I wanted to draw your attention to Lawrence Summers’s observations on the dollar and policy towards China in the Financial Times earlier this morning but somehow it got away from me. Dr. Summers opens by putting the situation in context and continues with a terse description of recent policy:

The US has responded in an ad hoc way by carrying on a “strategic dialogue” with China – by far the largest economy with an exchange rate linked to the dollar – backed by congressional threats to address exchange rate issues using the tools of trade policy and references to communiqués from the Group of Seven leading industrial nations. In reality the dialogue is anything but strategic. Like so much of American international policy in recent years, it seems to confuse the firm statement of legitimate desire with the serious conduct of diplomacy.

and characterizes the issues that the Chinese leaders must consider include evaluating the relative importance to Americans of global stability and market access for “well-connected US firms”. Dr. Summers concludes by proposing two principles on which a future administration could base its policy:

First, any new approach must be premised on the desirability of a strong, integrated global economy that benefits the citizens of all countries, not on the idea that economists or politicians can calculate “fair” exchange rates.
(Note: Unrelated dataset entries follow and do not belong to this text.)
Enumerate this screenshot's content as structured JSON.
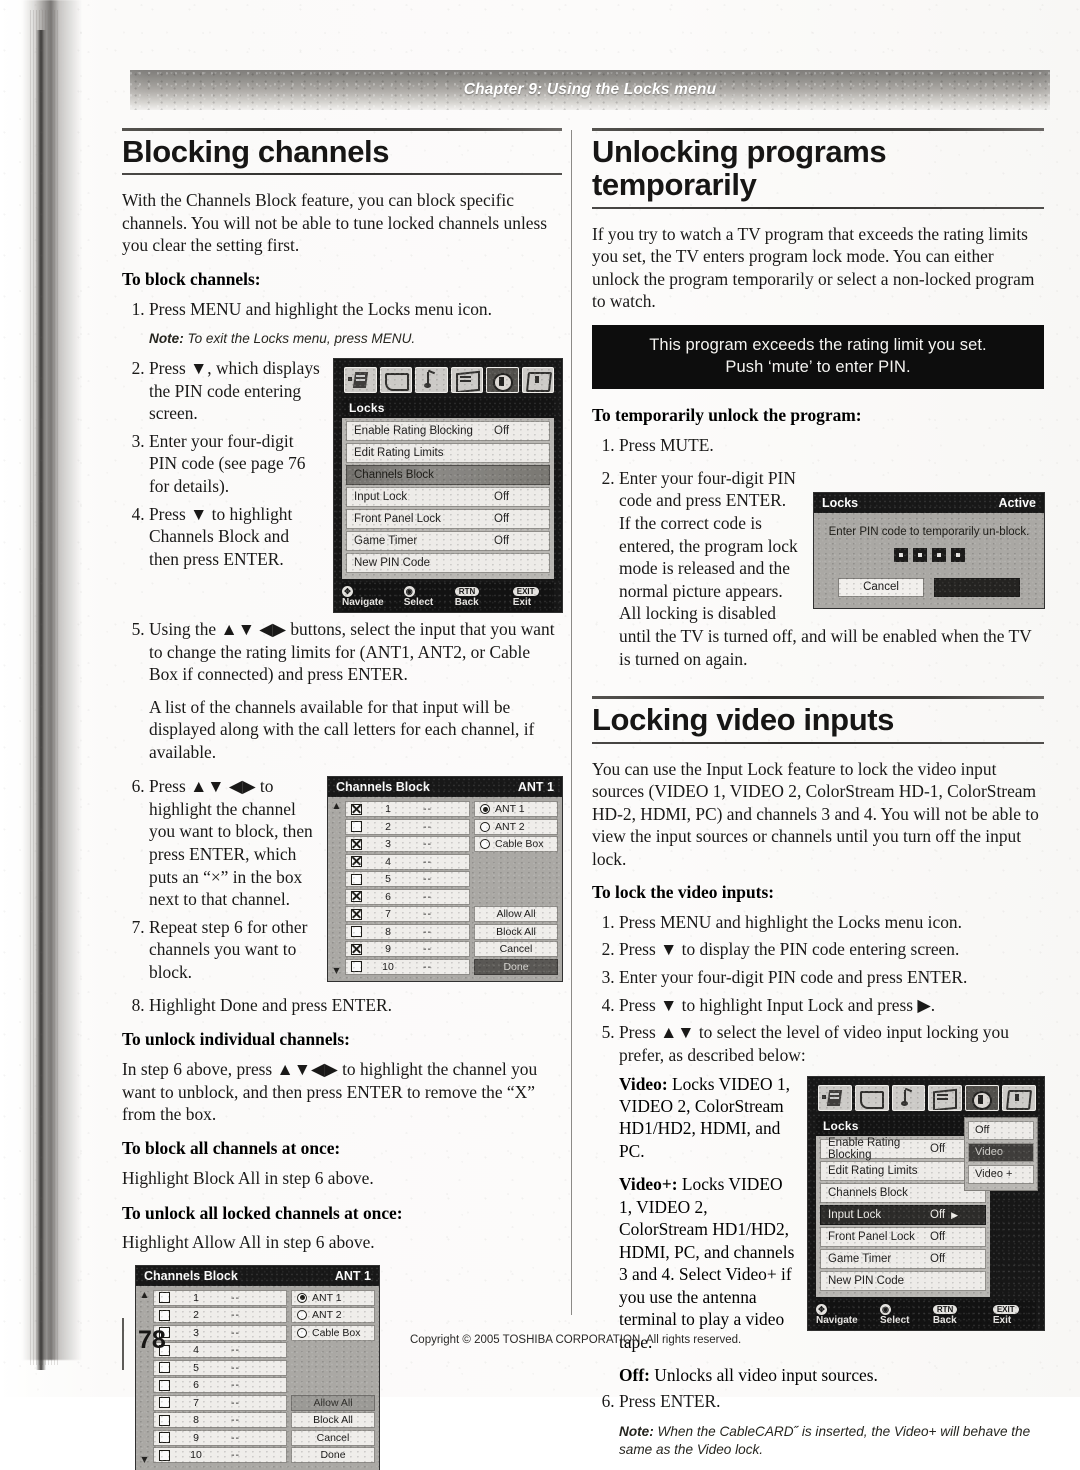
{
  "page": {
    "running_header": "Chapter 9: Using the Locks menu",
    "page_number": "78",
    "copyright": "Copyright © 2005 TOSHIBA CORPORATION. All rights reserved."
  },
  "left_column": {
    "heading": "Blocking channels",
    "intro": "With the Channels Block feature, you can block specific channels. You will not be able to tune locked channels unless you clear the setting first.",
    "proc1_heading": "To block channels:",
    "proc1_steps": [
      "Press MENU and highlight the Locks menu icon.",
      "Press ▼, which displays the PIN code entering screen.",
      "Enter your four-digit PIN code (see page 76 for details).",
      "Press ▼ to highlight Channels Block and then press ENTER.",
      "Using the ▲▼ ◀▶ buttons, select the input that you want to change the rating limits for (ANT1, ANT2, or Cable Box if connected) and press ENTER.",
      "Press ▲▼ ◀▶ to highlight the channel you want to block, then press ENTER, which puts an “×” in the box next to that channel.",
      "Repeat step 6 for other channels you want to block.",
      "Highlight Done and press ENTER."
    ],
    "note1_label": "Note:",
    "note1_text": "To exit the Locks menu, press MENU.",
    "step5_followup": "A list of the channels available for that input will be displayed along with the call letters for each channel, if available.",
    "proc2_heading": "To unlock individual channels:",
    "proc2_text": "In step 6 above, press ▲▼◀▶ to highlight the channel you want to unblock, and then press ENTER to remove the “X” from the box.",
    "proc3_heading": "To block all channels at once:",
    "proc3_text": "Highlight Block All in step 6 above.",
    "proc4_heading": "To unlock all locked channels at once:",
    "proc4_text": "Highlight Allow All in step 6 above."
  },
  "right_column": {
    "heading1": "Unlocking programs temporarily",
    "intro1": "If you try to watch a TV program that exceeds the rating limits you set, the TV enters program lock mode. You can either unlock the program temporarily or select a non-locked program to watch.",
    "tv_message_line1": "This program exceeds the rating limit you set.",
    "tv_message_line2": "Push ‘mute’ to enter PIN.",
    "proc1_heading": "To temporarily unlock the program:",
    "proc1_steps": [
      "Press MUTE.",
      "Enter your four-digit PIN code and press ENTER. If the correct code is entered, the program lock mode is released and the normal picture appears. All locking is disabled until the TV is turned off, and will be enabled when the TV is turned on again."
    ],
    "heading2": "Locking video inputs",
    "intro2": "You can use the Input Lock feature to lock the video input sources (VIDEO 1, VIDEO 2, ColorStream HD-1, ColorStream HD-2, HDMI, PC) and channels 3 and 4. You will not be able to view the input sources or channels until you turn off the input lock.",
    "proc2_heading": "To lock the video inputs:",
    "proc2_steps": [
      "Press MENU and highlight the Locks menu icon.",
      "Press ▼ to display the PIN code entering screen.",
      "Enter your four-digit PIN code and press ENTER.",
      "Press ▼ to highlight Input Lock and press ▶.",
      "Press ▲▼ to select the level of video input locking you prefer, as described below:",
      "Press ENTER."
    ],
    "definitions": [
      {
        "term": "Video:",
        "text": " Locks VIDEO 1, VIDEO 2, ColorStream HD1/HD2, HDMI, and PC."
      },
      {
        "term": "Video+:",
        "text": " Locks VIDEO 1, VIDEO 2, ColorStream HD1/HD2, HDMI, PC, and channels 3 and 4. Select Video+ if you use the antenna terminal to play a video tape."
      },
      {
        "term": "Off:",
        "text": " Unlocks all video input sources."
      }
    ],
    "note_label": "Note:",
    "note_text": "When the CableCARD˝ is inserted, the Video+ will behave the same as the Video lock."
  },
  "osd_locks_menu_1": {
    "title": "Locks",
    "status": "",
    "icons": [
      "antenna-icon",
      "picture-icon",
      "audio-icon",
      "settings-icon",
      "locks-icon",
      "setup-icon"
    ],
    "selected_icon_index": 4,
    "rows": [
      {
        "label": "Enable Rating Blocking",
        "value": "Off",
        "state": "normal"
      },
      {
        "label": "Edit Rating Limits",
        "value": "",
        "state": "normal"
      },
      {
        "label": "Channels Block",
        "value": "",
        "state": "highlighted"
      },
      {
        "label": "Input Lock",
        "value": "Off",
        "state": "normal"
      },
      {
        "label": "Front Panel Lock",
        "value": "Off",
        "state": "normal"
      },
      {
        "label": "Game Timer",
        "value": "Off",
        "state": "normal"
      },
      {
        "label": "New PIN Code",
        "value": "",
        "state": "normal"
      }
    ],
    "nav": [
      {
        "key": "✥",
        "label": "Navigate"
      },
      {
        "key": "◉",
        "label": "Select"
      },
      {
        "key": "RTN",
        "label": "Back"
      },
      {
        "key": "EXIT",
        "label": "Exit"
      }
    ]
  },
  "osd_locks_menu_2": {
    "title": "Locks",
    "rows": [
      {
        "label": "Enable Rating Blocking",
        "value": "Off",
        "state": "normal"
      },
      {
        "label": "Edit Rating Limits",
        "value": "",
        "state": "normal"
      },
      {
        "label": "Channels Block",
        "value": "",
        "state": "normal"
      },
      {
        "label": "Input Lock",
        "value": "Off",
        "state": "highlighted",
        "caret": "▶"
      },
      {
        "label": "Front Panel Lock",
        "value": "Off",
        "state": "normal"
      },
      {
        "label": "Game Timer",
        "value": "Off",
        "state": "normal"
      },
      {
        "label": "New PIN Code",
        "value": "",
        "state": "normal"
      }
    ],
    "submenu": [
      {
        "label": "Off",
        "state": "normal"
      },
      {
        "label": "Video",
        "state": "highlighted"
      },
      {
        "label": "Video +",
        "state": "normal"
      }
    ],
    "nav": [
      {
        "key": "✥",
        "label": "Navigate"
      },
      {
        "key": "◉",
        "label": "Select"
      },
      {
        "key": "RTN",
        "label": "Back"
      },
      {
        "key": "EXIT",
        "label": "Exit"
      }
    ]
  },
  "osd_channels_block_1": {
    "title": "Channels Block",
    "input": "ANT 1",
    "columns": [
      "blocked",
      "channel",
      "call_letters"
    ],
    "rows": [
      {
        "blocked": true,
        "channel": "1",
        "call": "--"
      },
      {
        "blocked": false,
        "channel": "2",
        "call": "--"
      },
      {
        "blocked": true,
        "channel": "3",
        "call": "--"
      },
      {
        "blocked": true,
        "channel": "4",
        "call": "--"
      },
      {
        "blocked": false,
        "channel": "5",
        "call": "--"
      },
      {
        "blocked": true,
        "channel": "6",
        "call": "--"
      },
      {
        "blocked": true,
        "channel": "7",
        "call": "--"
      },
      {
        "blocked": false,
        "channel": "8",
        "call": "--"
      },
      {
        "blocked": true,
        "channel": "9",
        "call": "--"
      },
      {
        "blocked": false,
        "channel": "10",
        "call": "--"
      }
    ],
    "inputs": [
      {
        "label": "ANT 1",
        "selected": true
      },
      {
        "label": "ANT 2",
        "selected": false
      },
      {
        "label": "Cable Box",
        "selected": false
      }
    ],
    "buttons": [
      {
        "label": "Allow All",
        "state": "normal"
      },
      {
        "label": "Block All",
        "state": "normal"
      },
      {
        "label": "Cancel",
        "state": "normal"
      },
      {
        "label": "Done",
        "state": "highlighted"
      }
    ]
  },
  "osd_channels_block_2": {
    "title": "Channels Block",
    "input": "ANT 1",
    "rows": [
      {
        "blocked": false,
        "channel": "1",
        "call": "--"
      },
      {
        "blocked": false,
        "channel": "2",
        "call": "--"
      },
      {
        "blocked": false,
        "channel": "3",
        "call": "--"
      },
      {
        "blocked": false,
        "channel": "4",
        "call": "--"
      },
      {
        "blocked": false,
        "channel": "5",
        "call": "--"
      },
      {
        "blocked": false,
        "channel": "6",
        "call": "--"
      },
      {
        "blocked": false,
        "channel": "7",
        "call": "--"
      },
      {
        "blocked": false,
        "channel": "8",
        "call": "--"
      },
      {
        "blocked": false,
        "channel": "9",
        "call": "--"
      },
      {
        "blocked": false,
        "channel": "10",
        "call": "--"
      }
    ],
    "inputs": [
      {
        "label": "ANT 1",
        "selected": true
      },
      {
        "label": "ANT 2",
        "selected": false
      },
      {
        "label": "Cable Box",
        "selected": false
      }
    ],
    "buttons": [
      {
        "label": "Allow All",
        "state": "highlighted"
      },
      {
        "label": "Block All",
        "state": "normal"
      },
      {
        "label": "Cancel",
        "state": "normal"
      },
      {
        "label": "Done",
        "state": "normal"
      }
    ]
  },
  "osd_pin_dialog": {
    "title": "Locks",
    "status": "Active",
    "message": "Enter PIN code to temporarily un-block.",
    "digits": [
      "▪",
      "▪",
      "▪",
      "▪"
    ],
    "buttons": [
      {
        "label": "Cancel",
        "state": "normal"
      },
      {
        "label": "",
        "state": "dark"
      }
    ]
  },
  "colors": {
    "osd_black": "#0d0d0d",
    "osd_gray": "#a9a7a3",
    "osd_row": "#f1efec",
    "ink": "#1a1918"
  }
}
The right and potentially effective case for adjustments in the current alignment of exchange rates relies on their unsustainability and the distortions they induce in macroeconomic policies, not on ideas of fairness to workers.

Second, multilateralism is better politics and economics than unilateralism but it must not become an excuse for inertia. Any new group should be as large as necessary and no larger, should meet with some frequency and should include central bankers. It should be analytically informed but everyone should know that key decisions will ultimately be taken by senior officials in the national interest, not by international organisations.

I encourage you to read the entire article.

In his reaction to Summers’s article Brad DeLong counters with a different rhetorical stance for economists. I think his advice for economists to give the U. S. Congress is sound:

…China’s economic policies have transferred wealth from America’s manufacturers and manufacturing workers to the construction sector and to coastal homeowners–but dealing with that transfer is an internal matter for us.

I found Brad’s advice on what to say to the Chinese leadership cryptic:

…the longer China delays rebalancing–delays shifting from export-led development driven by an undervalued currency to development driven by domestic demand–the greater the likelihood of a major crash someday, the greater the magnitude of that crash should it come, and the higher the chances that China’s economic development will suffer a severe check and that the cadres of the CCP will wind up in the garbage dump of history.

I sincerely wish that Dr. DeLong would flesh that out a little more for me. I see no signs that the Chinese leadership—the roughly .001% of the Chinese population (mostly Party members and their families) that accounts for 90%+ of China’s wealth—is in any danger of losing control of the country in the foreseeable future whatever the rest of the world might do, say, or want. I think they’re prepared to do what’s necessary to keep their hands firmly on the reins of the government there (“preserve harmony”). Indeed, I think that any political upheaval in China is as likely to concentrate power there more as anything else.